Lecture : « Un funambule sur le sable » de Gilles Marchand (Rentrée littéraire 2017)

Naître avec un violon dans la tête, c’est impossible ?
C’est pourtant ce qui est arrivé à Stradi.
De ses premières années d’école à son arrivée dans le monde professionnel, il souffre de l’incompréhension, de la maladresse ou de l’ignorance des adultes et des enfants qui partagent son quotidien. À ces souffrances, il oppose un optimisme invincible. De petites victoires en désillusions, il apprend à vivre dans un monde qui ne semble pas fait pour lui.

Un funambule sur le sable – Gilles Marchand

Éditeur : Aux forges de Vulcain (24 août 2017)

Pages : 354

Ma note : 4,25/5

Mon avis :

J’étais tombée littéralement sous le charme du premier roman de l’auteur, Une bouche sans personne. Dans Un funambule sur le sableGilles Marchand récidive dans sa façon magnifique d’écrire sur la différence, avec poésie, délicatesse et folie douce. 

“ J’étais quelque part entre l’enfant normal et l’enfant handicapé. Il n’existait pas de case pour les gens comme moi. La nature ne m’avait pas prévu, la société ne m’avait pas prévu, la médecine ne m’avait pas prévu et mes camarades ne m’avaient pas prévu. Ils devaient apprendre une nouvelle règle. ”
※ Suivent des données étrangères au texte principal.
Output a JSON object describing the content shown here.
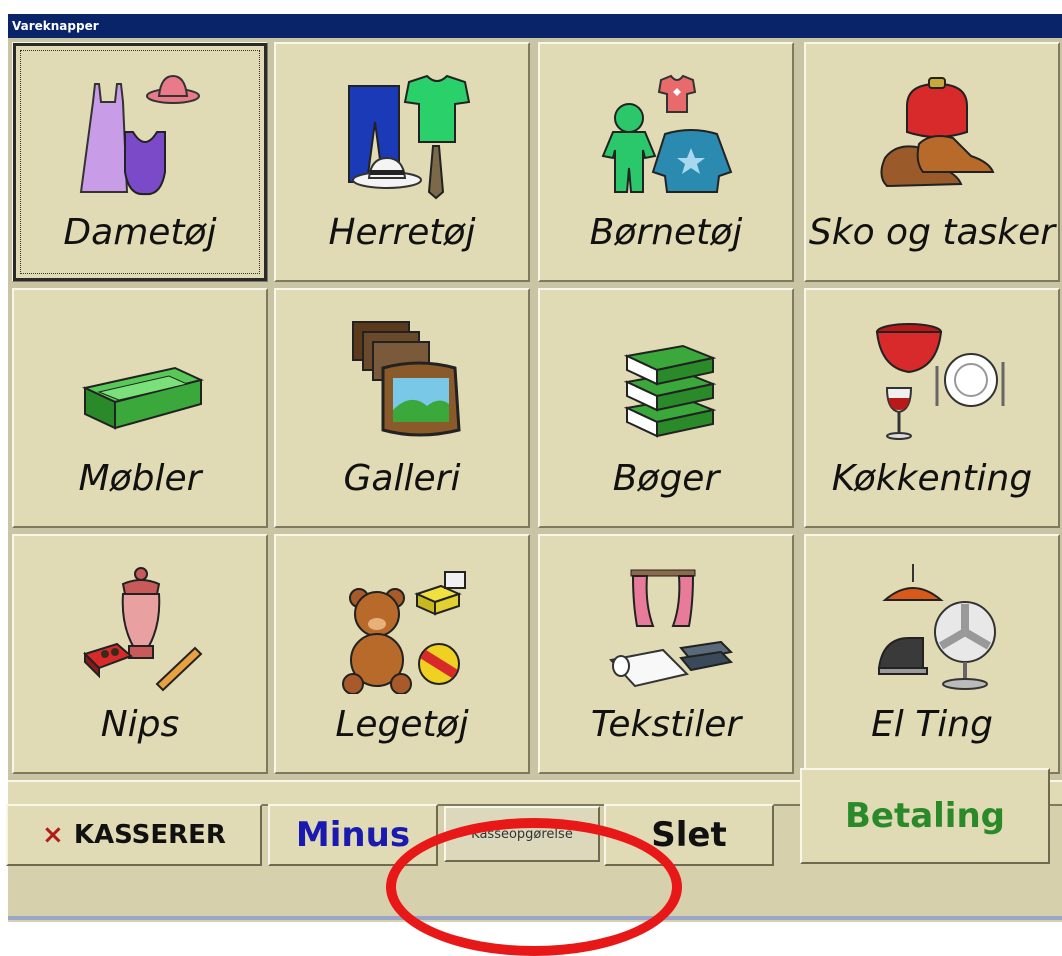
{
  "window": {
    "title": "Vareknapper"
  },
  "tiles": [
    {
      "label": "Dametøj",
      "icon": "women-clothing-icon"
    },
    {
      "label": "Herretøj",
      "icon": "men-clothing-icon"
    },
    {
      "label": "Børnetøj",
      "icon": "children-clothing-icon"
    },
    {
      "label": "Sko og tasker",
      "icon": "shoes-bags-icon"
    },
    {
      "label": "Møbler",
      "icon": "sofa-icon"
    },
    {
      "label": "Galleri",
      "icon": "picture-frames-icon"
    },
    {
      "label": "Bøger",
      "icon": "books-icon"
    },
    {
      "label": "Køkkenting",
      "icon": "kitchenware-icon"
    },
    {
      "label": "Nips",
      "icon": "knickknacks-icon"
    },
    {
      "label": "Legetøj",
      "icon": "toys-icon"
    },
    {
      "label": "Tekstiler",
      "icon": "textiles-icon"
    },
    {
      "label": "El Ting",
      "icon": "electrical-icon"
    }
  ],
  "buttons": {
    "kasserer_prefix": "×",
    "kasserer": "KASSERER",
    "minus": "Minus",
    "kasseopgorelse": "Kasseopgørelse",
    "slet": "Slet",
    "betaling": "Betaling"
  },
  "colors": {
    "title_bar": "#0a246a",
    "tile_face": "#e0dbb4",
    "minus_text": "#1a1ab0",
    "betaling_text": "#2a8a2a",
    "annotation_circle": "#e81818"
  }
}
Le style reconnaissable de l’auteur lui a déjà valu d’excellentes critiques et son premier roman fut même primé. C’est encore une fois dans une réalité poétisée que la différence est décrite au quotidien. Ici, le narrateur, surnommé Stradi, naît et grandit avec un violon dans la tête. Il nous explique comment la musique s’emballe parfois, comment cette musicalité est perçue par son entourage et par tous, qu’ils soient adultes ou enfants. Nous évoluons avec ce personnage intelligent et sensible, enrobés dans son optimisme, dans ses moments de tristesse, dans ses envies de normalité mais aussi avec les atouts que son originalité lui offre : la rêverie, la magie, la spontanéité, la liberté, un monde dans lequel il parle aux oiseaux.
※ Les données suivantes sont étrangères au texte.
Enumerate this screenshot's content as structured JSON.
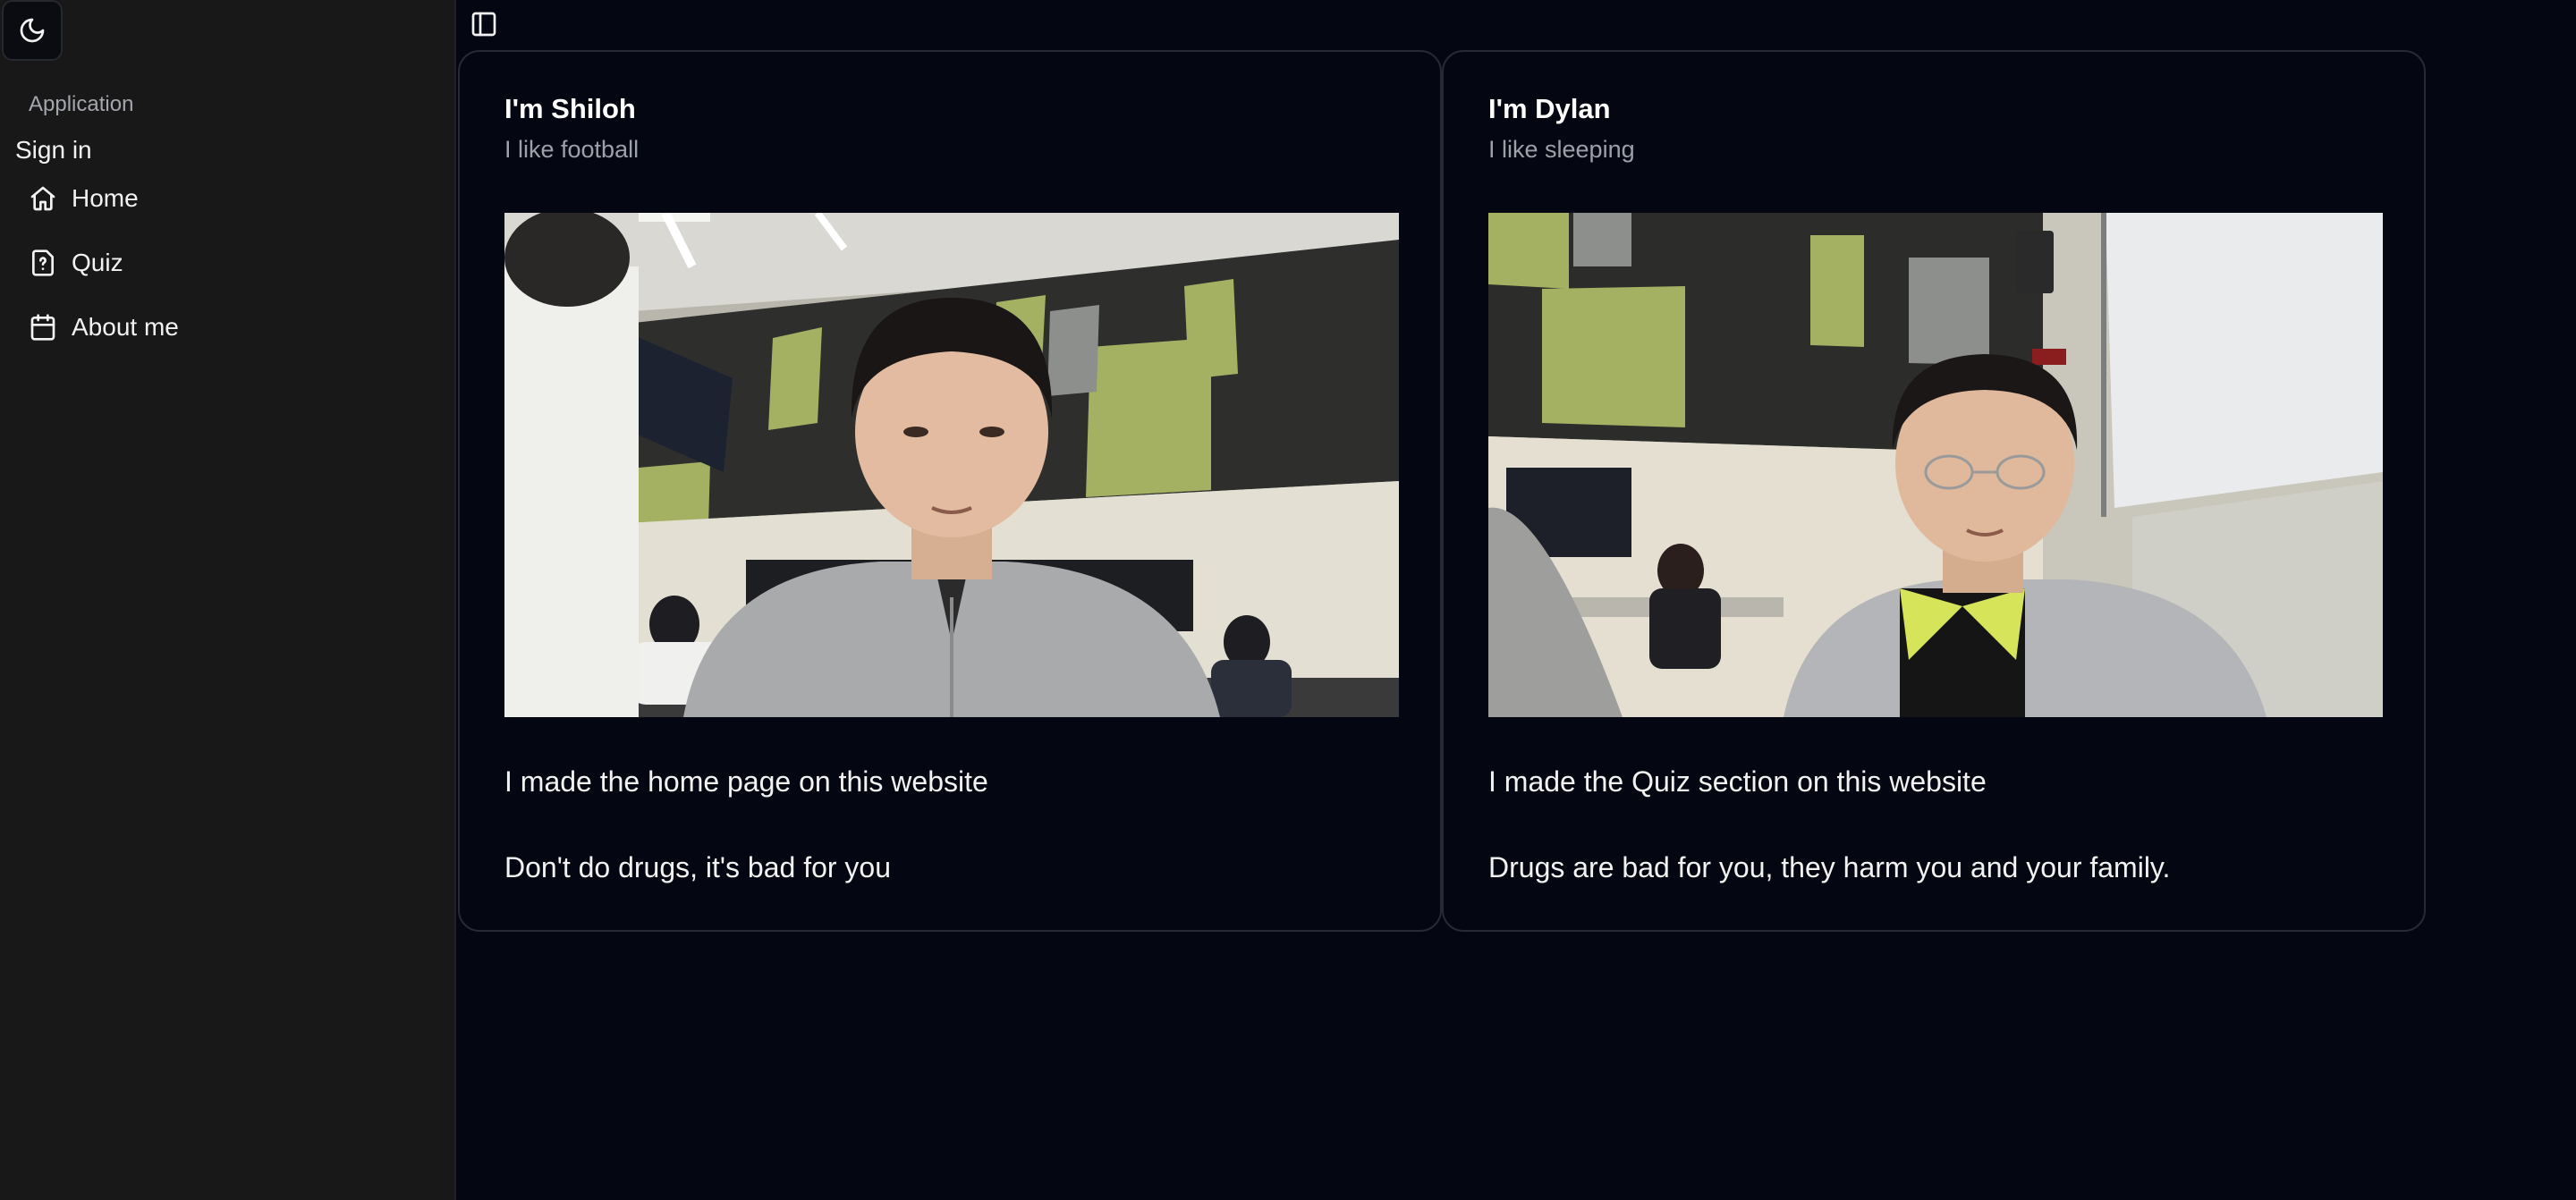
{
  "theme_toggle": {
    "icon": "moon-icon"
  },
  "sidebar": {
    "group_label": "Application",
    "sign_in": "Sign in",
    "items": [
      {
        "label": "Home",
        "icon": "home-icon"
      },
      {
        "label": "Quiz",
        "icon": "file-question-icon"
      },
      {
        "label": "About me",
        "icon": "calendar-icon"
      }
    ]
  },
  "header": {
    "panel_toggle_icon": "panel-left-icon"
  },
  "cards": [
    {
      "title": "I'm Shiloh",
      "subtitle": "I like football",
      "line1": "I made the home page on this website",
      "line2": "Don't do drugs, it's bad for you"
    },
    {
      "title": "I'm Dylan",
      "subtitle": "I like sleeping",
      "line1": "I made the Quiz section on this website",
      "line2": "Drugs are bad for you, they harm you and your family."
    }
  ],
  "colors": {
    "background": "#040711",
    "sidebar": "#181818",
    "card_border": "#262a35",
    "accent_panel": "#a4b163"
  }
}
“ S’ils avaient trouvé ça « mignon » au début, j’ai assez vite perçu que mes conversations avec les oiseaux n’emballaient pas mes parents. Pour eux, il s’agissait de jeux d’enfants qu’il allait bien falloir cesser si je voulais avoir une chance d’aller à l’école. C’était un peu comme si je parlais à des meubles ou à un ami imaginaire. Des objets à plumes avec qui il était impossible d’entrer en communication. Ils ne pouvaient pas envisager que j’avais de véritables conversations, si bien que je pris l’habitude de ne plus en avoir devant eux, afin de leur épargner une inquiétude inutile. ”

Mais évidemment rien est facile puisque l’humain se méfie de l’originalité, il la dédaigne même parfois. Sauf Lélie. Cette jeune femme qui fait tourner la tête de notre musicien de la vie, qui fait vibrer ses cordes et envoler les notes. Un quotidien pas toujours si simple mais emprunt de joie et de drôlerie. Lélie a su apprivoiser cet homme au violon, ou peut-être est-ce l’inverse. Elle a su écouter son cœur, aller au-delà des a priori et des fortes réticences de ses parents. Alors Stradi est heureux, Stradi est amoureux comme jamais. Car, comme tout ce qu’il vit et entreprend, il le fait avec passion.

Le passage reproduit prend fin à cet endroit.